Wallace Lima | Técnico do AFAP
Wallace Lima | Técnico do AFAP

O próximo jogo do Sub-12 foi entre Boa Vista e AFAP Serra. A partida foi amplamente dominada pela AFAP, que controlou o ritmo do jogo do início ao fim, não deixando espaço para grandes reações do time adversário. Ao final da partida, me aproximei do técnico da AFAP, Wallace Lima, que estava sentado na arquibancada, aguardando o jogo do Sub-14. Ele era um homem alto, ainda vestido com o casaco azul da comissão técnica do time. Me cumprimentou com um aceno de cabeça, e começamos a conversar. Durante a conversa, ele me explicou que, para a vitória, o essencial sempre foi a questão tática. "O jogador hoje tem que entender que precisa jogar com esquema tático, entendeu? Então, esses são alguns fundamentos, algumas prioridades que nós da AFAP exigimos para que possamos ter êxito nas competições."

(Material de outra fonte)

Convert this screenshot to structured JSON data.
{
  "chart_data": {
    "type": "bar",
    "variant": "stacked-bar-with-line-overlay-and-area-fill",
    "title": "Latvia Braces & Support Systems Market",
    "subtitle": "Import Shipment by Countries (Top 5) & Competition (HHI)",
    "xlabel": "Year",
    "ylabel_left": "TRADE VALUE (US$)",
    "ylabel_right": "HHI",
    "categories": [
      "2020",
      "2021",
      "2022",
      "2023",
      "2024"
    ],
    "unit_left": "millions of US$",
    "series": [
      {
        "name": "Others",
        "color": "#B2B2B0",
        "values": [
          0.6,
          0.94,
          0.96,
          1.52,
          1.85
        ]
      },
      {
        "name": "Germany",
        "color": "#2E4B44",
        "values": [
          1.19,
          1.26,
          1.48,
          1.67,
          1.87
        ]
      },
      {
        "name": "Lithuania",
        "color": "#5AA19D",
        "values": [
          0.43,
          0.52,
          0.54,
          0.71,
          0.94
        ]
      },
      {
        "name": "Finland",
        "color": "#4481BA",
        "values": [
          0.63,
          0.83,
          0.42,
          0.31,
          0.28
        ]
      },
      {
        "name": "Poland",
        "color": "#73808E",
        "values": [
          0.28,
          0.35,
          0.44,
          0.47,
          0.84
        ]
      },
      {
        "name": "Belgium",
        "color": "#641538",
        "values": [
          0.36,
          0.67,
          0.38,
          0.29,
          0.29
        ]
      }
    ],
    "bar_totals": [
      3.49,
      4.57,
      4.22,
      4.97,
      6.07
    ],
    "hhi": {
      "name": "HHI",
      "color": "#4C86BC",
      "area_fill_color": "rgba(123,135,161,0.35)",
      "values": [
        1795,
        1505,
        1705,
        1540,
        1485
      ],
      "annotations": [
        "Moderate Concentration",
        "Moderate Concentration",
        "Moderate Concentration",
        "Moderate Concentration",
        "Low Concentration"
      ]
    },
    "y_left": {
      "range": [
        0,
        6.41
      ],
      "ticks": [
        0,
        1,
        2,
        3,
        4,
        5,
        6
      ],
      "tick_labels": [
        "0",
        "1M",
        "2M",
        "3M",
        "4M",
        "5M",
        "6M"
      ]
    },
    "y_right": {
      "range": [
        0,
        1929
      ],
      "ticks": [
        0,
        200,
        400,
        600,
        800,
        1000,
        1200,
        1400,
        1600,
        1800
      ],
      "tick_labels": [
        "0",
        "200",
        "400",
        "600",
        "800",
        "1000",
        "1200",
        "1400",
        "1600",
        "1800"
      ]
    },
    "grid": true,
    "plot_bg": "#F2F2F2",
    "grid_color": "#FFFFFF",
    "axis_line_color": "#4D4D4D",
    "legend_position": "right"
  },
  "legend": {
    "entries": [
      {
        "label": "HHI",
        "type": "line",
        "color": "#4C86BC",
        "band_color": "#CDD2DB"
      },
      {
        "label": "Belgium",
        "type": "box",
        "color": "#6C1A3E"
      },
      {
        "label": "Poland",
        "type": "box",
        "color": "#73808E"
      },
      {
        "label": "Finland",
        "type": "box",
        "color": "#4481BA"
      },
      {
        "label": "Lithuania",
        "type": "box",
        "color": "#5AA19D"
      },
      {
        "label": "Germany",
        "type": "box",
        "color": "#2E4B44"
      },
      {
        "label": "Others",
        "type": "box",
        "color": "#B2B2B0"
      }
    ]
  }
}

O técnico então desabafou, explicando que era um prazer ser o técnico dessa equipe e que ama o que faz. "Ver o desenvolvimento desses meninos, a evolução de cada um, é o que me motiva todos os dias." Ele fez uma pausa, olhou para o estádio e continuou: "É uma honra estar jogando aqui, num estádio com tanta história, como o Aryzão. Esse lugar tem uma tradição que não se encontra em qualquer canto, e poder vivenciar isso é incrível." Porém, logo em seguida, ele acrescentou que desejava que o estádio estivesse bem cuidado. "O coração da gente se machuca ao ver coisas como os bancos sujos, por exemplo, ou o tamanho da grama."


Após a conversa com o técnico Wallace, decidi caminhar um pouco mais pelo estádio, absorvendo o ambiente. O sol já começava a esquentar mais, as arquibancadas se esvaziavam, e o som das conversas dava lugar ao barulho das bolas ainda sendo batidas no campo, preparando-se para o último jogo do dia.


Sérgio Alves | Presidente do Goytacaz
Sérgio Alves | Presidente do Goytacaz

Foi então que, próximo aos vestiários, avistei Sérgio Alves, o presidente do Goytacaz. Ele estava em pé, com as mãos cruzadas atrás das costas, olhando atentamente para o campo. Me aproximei lentamente, tentando não interromper o momento de concentração. Quando ele me viu, sorriu e fez um gesto com a cabeça, indicando que eu poderia me aproximar. Nos cumprimentamos, observei que ele se sentou em uma cadeira e perguntei a ele sua opinião sobre o campeonato da Taça Guarus. Ele respondeu, ressaltando que estão no caminho certo, explicando que um campeonato como esse faz muito bem para as crianças e também para o estádio.


Enquanto a conversa com Sérgio avançava, ele aproveitou para falar sobre futuros projetos para o Goytacaz. "Nós estamos saindo de uma briga jurídica com a antiga diretoria, que tentou, na verdade, vender o clube. E nós, essa diretoria atual, estamos conseguindo impedir isso. Então, os vereadores criaram uma lei onde é proibido construir edificações no lugar do campo do Goytacaz. Mas isso não impede que alguém compre o terreno via leilão." Ele citou a Taça Guarus como uma oportunidade para reaproximar a comunidade, gerar visibilidade e dar um respiro ao clube. "Estamos começando a formar novas gerações de jogadores, e queremos que esses meninos cresçam com o Goytacaz no coração. E, para o futuro próximo, a ideia é ter grandes eventos aqui." Ainda sobre o futuro, Sérgio contou que, em janeiro de 2025, a meta é buscar a liberação junto à Federação de Futebol do Rio de Janeiro para disputar as categorias Sub-15, Sub-17, Sub-20 e, claro, o time profissional.